Who would give in first, the Fords or the Bancrofts? The members of the automobile dynasty and the clan behind The Wall Street Journal control their respective companies through supervoting, which in theory gives them iron-clad control while ordinary investors have to make do with reduced voting power. But recent developments, including Rupert Murdoch's whopping $60-per-share offer for Dow Jones (DJ) and press reports that some Ford family members want to sell off part of their stake in troubled Ford Motor (F), raise the question: Is the dual-class structure going the way of the dodo? (The Ford family has denied the report.)
The headlines have put a fresh spotlight on the perils of a dual-class voting structure for shareholders. Typically in these cases, a few people, such as company insiders or founding family members, have voting power far exceeding their financial stake in the company. This somewhat archaic structure—a frequent target of criticism from corporate governance experts and investors—continues to affect how deals transpire on Wall Street.
The Ford news, reported by Bloomberg on May 14, follows after Rupert Murdoch's News Corp. (NWS) made an astronomical $60-per-share bid for Dow Jones when the stock was trading at around $36 (see BusinessWeek, 5/14/07, "Crazy Like a Fox"). Both Dow Jones and News Corp., have similar stock structures, but the headlines continue to focus on Dow Jones because the controlling Bancroft family has declined to sell its stake to Murdoch for fear of how the owner of the New York Post and the racy British tabloid The Sun would change the esteemed business newspaper.
Wealthy families, like everyone else, can generally be counted on to look after their own interests. But the phenomenon of supervoting class B shares has gained special prominence among those families who own leading newspapers, such as the Bancrofts, The Washington Post's (WPO) Grahams, and The New York Times' (NYT) Sulzbergers.
In these cases, the families see themselves as custodians of the "public trust" in an independent media, says James Walden, a media analyst at Morningstar (MORN). In addition to protecting the family fortune, they may also see themselves as serving freedom of the press, which may conflict with Wall Street's demand for constant growth.

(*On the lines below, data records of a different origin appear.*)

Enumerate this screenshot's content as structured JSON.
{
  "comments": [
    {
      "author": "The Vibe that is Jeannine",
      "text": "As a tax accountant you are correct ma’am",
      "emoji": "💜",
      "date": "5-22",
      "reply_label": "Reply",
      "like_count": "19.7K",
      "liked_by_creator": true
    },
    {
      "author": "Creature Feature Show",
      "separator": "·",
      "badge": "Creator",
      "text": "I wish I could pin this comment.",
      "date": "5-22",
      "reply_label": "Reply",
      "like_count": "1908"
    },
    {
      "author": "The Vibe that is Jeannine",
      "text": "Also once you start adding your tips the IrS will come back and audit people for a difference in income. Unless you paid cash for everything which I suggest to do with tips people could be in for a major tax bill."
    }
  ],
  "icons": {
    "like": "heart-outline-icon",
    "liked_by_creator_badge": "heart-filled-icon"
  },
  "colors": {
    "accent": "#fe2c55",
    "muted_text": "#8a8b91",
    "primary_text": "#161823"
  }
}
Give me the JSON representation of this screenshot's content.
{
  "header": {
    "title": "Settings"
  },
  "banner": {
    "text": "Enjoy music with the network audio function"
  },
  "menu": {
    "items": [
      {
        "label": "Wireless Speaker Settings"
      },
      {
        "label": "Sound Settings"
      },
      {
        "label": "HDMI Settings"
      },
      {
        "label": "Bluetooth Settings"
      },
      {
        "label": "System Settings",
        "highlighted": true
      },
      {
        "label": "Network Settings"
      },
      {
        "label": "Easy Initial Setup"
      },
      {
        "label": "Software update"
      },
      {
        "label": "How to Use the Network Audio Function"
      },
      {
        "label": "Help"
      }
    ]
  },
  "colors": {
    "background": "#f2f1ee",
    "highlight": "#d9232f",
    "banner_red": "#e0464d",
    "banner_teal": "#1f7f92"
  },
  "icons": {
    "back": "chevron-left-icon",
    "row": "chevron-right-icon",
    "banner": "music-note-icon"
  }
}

In a case like Ford or another dual-class company such as Wrigley (WWY), there may be less conflict between the priorities of insiders and normal investors, as the focus tends to stay on plain old profit and loss.
Dual-class share structure is not limited to old-line dynasties. Take search giant Google (GOOG), which decided before its 2004 initial public offering to allow insiders a larger degree of control over the company. While the company has argued that the dual-class shares provide a degree of immunity from Wall Street's demand for growth, S&P analyst Scott Kessler says it's an "open question" to what degree Google owes its remarkable financial performance to this freedom. (S&P, like BusinessWeek.com, is owned by The McGraw-Hill Companies (MHP), a media company with only one class of shares. The founding McGraw family has an extensive stake in the company.)